I also do not live in the ICU. As an attending my schedule varies from 1-7 days in the ICU, then I go back to the cardiac ORs for a few days, or I have time to work on academic or administrative projects. The resident and medical student ICU rotation is not usually reflective of what a career in ACCM is like.
For residents and medical students considering critical care, seeking mentorship and opportunities to shadow an attending outside of a formal ICU rotation gives an insightful view into what life as an intensivist and anesthesiologist is like. The camaraderie and support of a team, the importance of communication and collaboration in administrative and educational missions, and the ability to affect change to improve outcomes is not as apparent within the confines of a 2- or 4-week rotation.
Dr. Pannu: What are some advances you foresee in the practice of critical care medicine? What role do you foresee critical care anesthesiologists and SOCCA playing?
Dr. Alber: While medicine has lagged behind many professions in prioritizing work-life balance, it is time that we address this need in the ICU head on. This change is an expectation of our rising medical students and residents.
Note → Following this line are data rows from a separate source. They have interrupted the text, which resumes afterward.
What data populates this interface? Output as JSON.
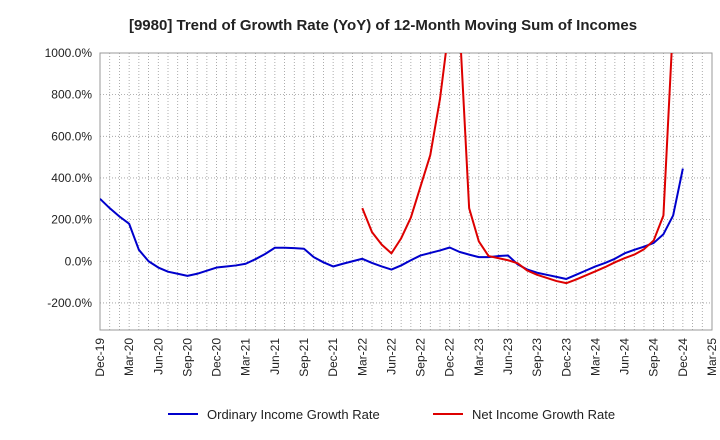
{
  "chart_data": {
    "type": "line",
    "title": "[9980]  Trend of Growth Rate (YoY) of 12-Month Moving Sum of Incomes",
    "xlabel": "",
    "ylabel": "",
    "ylim": [
      -330,
      1000
    ],
    "yticks": [
      1000,
      800,
      600,
      400,
      200,
      0,
      -200
    ],
    "ytick_labels": [
      "1000.0%",
      "800.0%",
      "600.0%",
      "400.0%",
      "200.0%",
      "0.0%",
      "-200.0%"
    ],
    "x_start": "2019-12",
    "x_end": "2025-03",
    "xtick_labels": [
      "Dec-19",
      "Mar-20",
      "Jun-20",
      "Sep-20",
      "Dec-20",
      "Mar-21",
      "Jun-21",
      "Sep-21",
      "Dec-21",
      "Mar-22",
      "Jun-22",
      "Sep-22",
      "Dec-22",
      "Mar-23",
      "Jun-23",
      "Sep-23",
      "Dec-23",
      "Mar-24",
      "Jun-24",
      "Sep-24",
      "Dec-24",
      "Mar-25"
    ],
    "grid": true,
    "legend_position": "bottom",
    "series": [
      {
        "name": "Ordinary Income Growth Rate",
        "color": "#0000cc",
        "points": [
          [
            "2019-12",
            300
          ],
          [
            "2020-01",
            255
          ],
          [
            "2020-02",
            215
          ],
          [
            "2020-03",
            180
          ],
          [
            "2020-04",
            55
          ],
          [
            "2020-05",
            0
          ],
          [
            "2020-06",
            -30
          ],
          [
            "2020-07",
            -50
          ],
          [
            "2020-08",
            -60
          ],
          [
            "2020-09",
            -70
          ],
          [
            "2020-10",
            -60
          ],
          [
            "2020-11",
            -45
          ],
          [
            "2020-12",
            -30
          ],
          [
            "2021-01",
            -25
          ],
          [
            "2021-02",
            -20
          ],
          [
            "2021-03",
            -12
          ],
          [
            "2021-04",
            10
          ],
          [
            "2021-05",
            35
          ],
          [
            "2021-06",
            65
          ],
          [
            "2021-07",
            65
          ],
          [
            "2021-08",
            63
          ],
          [
            "2021-09",
            60
          ],
          [
            "2021-10",
            20
          ],
          [
            "2021-11",
            -5
          ],
          [
            "2021-12",
            -25
          ],
          [
            "2022-01",
            -12
          ],
          [
            "2022-02",
            0
          ],
          [
            "2022-03",
            12
          ],
          [
            "2022-04",
            -8
          ],
          [
            "2022-05",
            -25
          ],
          [
            "2022-06",
            -40
          ],
          [
            "2022-07",
            -20
          ],
          [
            "2022-08",
            5
          ],
          [
            "2022-09",
            28
          ],
          [
            "2022-10",
            40
          ],
          [
            "2022-11",
            52
          ],
          [
            "2022-12",
            66
          ],
          [
            "2022-13",
            45
          ],
          [
            "2023-02",
            32
          ],
          [
            "2023-03",
            20
          ],
          [
            "2023-04",
            20
          ],
          [
            "2023-05",
            25
          ],
          [
            "2023-06",
            28
          ],
          [
            "2023-07",
            -15
          ],
          [
            "2023-08",
            -40
          ],
          [
            "2023-09",
            -55
          ],
          [
            "2023-10",
            -65
          ],
          [
            "2023-11",
            -75
          ],
          [
            "2023-12",
            -85
          ],
          [
            "2024-01",
            -65
          ],
          [
            "2024-02",
            -45
          ],
          [
            "2024-03",
            -25
          ],
          [
            "2024-04",
            -8
          ],
          [
            "2024-05",
            12
          ],
          [
            "2024-06",
            38
          ],
          [
            "2024-07",
            55
          ],
          [
            "2024-08",
            70
          ],
          [
            "2024-09",
            88
          ],
          [
            "2024-10",
            130
          ],
          [
            "2024-11",
            220
          ],
          [
            "2024-12",
            445
          ]
        ]
      },
      {
        "name": "Net Income Growth Rate",
        "color": "#dd0000",
        "points": [
          [
            "2022-03",
            255
          ],
          [
            "2022-04",
            140
          ],
          [
            "2022-05",
            80
          ],
          [
            "2022-06",
            38
          ],
          [
            "2022-07",
            110
          ],
          [
            "2022-08",
            210
          ],
          [
            "2022-09",
            360
          ],
          [
            "2022-10",
            510
          ],
          [
            "2022-11",
            780
          ],
          [
            "2022-12",
            1150
          ],
          [
            "2022-13",
            1150
          ],
          [
            "2023-02",
            255
          ],
          [
            "2023-03",
            95
          ],
          [
            "2023-04",
            25
          ],
          [
            "2023-05",
            15
          ],
          [
            "2023-06",
            5
          ],
          [
            "2023-07",
            -10
          ],
          [
            "2023-08",
            -45
          ],
          [
            "2023-09",
            -65
          ],
          [
            "2023-10",
            -80
          ],
          [
            "2023-11",
            -95
          ],
          [
            "2023-12",
            -105
          ],
          [
            "2024-01",
            -88
          ],
          [
            "2024-02",
            -68
          ],
          [
            "2024-03",
            -48
          ],
          [
            "2024-04",
            -28
          ],
          [
            "2024-05",
            -5
          ],
          [
            "2024-06",
            15
          ],
          [
            "2024-07",
            32
          ],
          [
            "2024-08",
            58
          ],
          [
            "2024-09",
            100
          ],
          [
            "2024-10",
            220
          ],
          [
            "2024-11",
            1150
          ]
        ]
      }
    ]
  }
}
Rather than insisting on the status quo, let’s adapt. Let’s be innovators in our field to develop new ICU models, non-traditional coverage schedules, and innovate advances in medicine and technology to improve access to high quality critical care for our patients, and improve balance and career longevity for our intensivists.
Anesthesiologists are creative, observant, thoughtful, and accustomed to running towards a problem. We have revolutionized perioperative care and leveraged our collective knowledge to make the operating room a much safer space. As critical care anesthesiologists let’s leverage our collective experiences and ideas though societies like SOCCA to find new ways to optimize critical care, to foster our collaborative team for fulfilling and balanced careers, and inspire the next generation of medical students and residents to pursue critical care training for the best outcomes for our patients.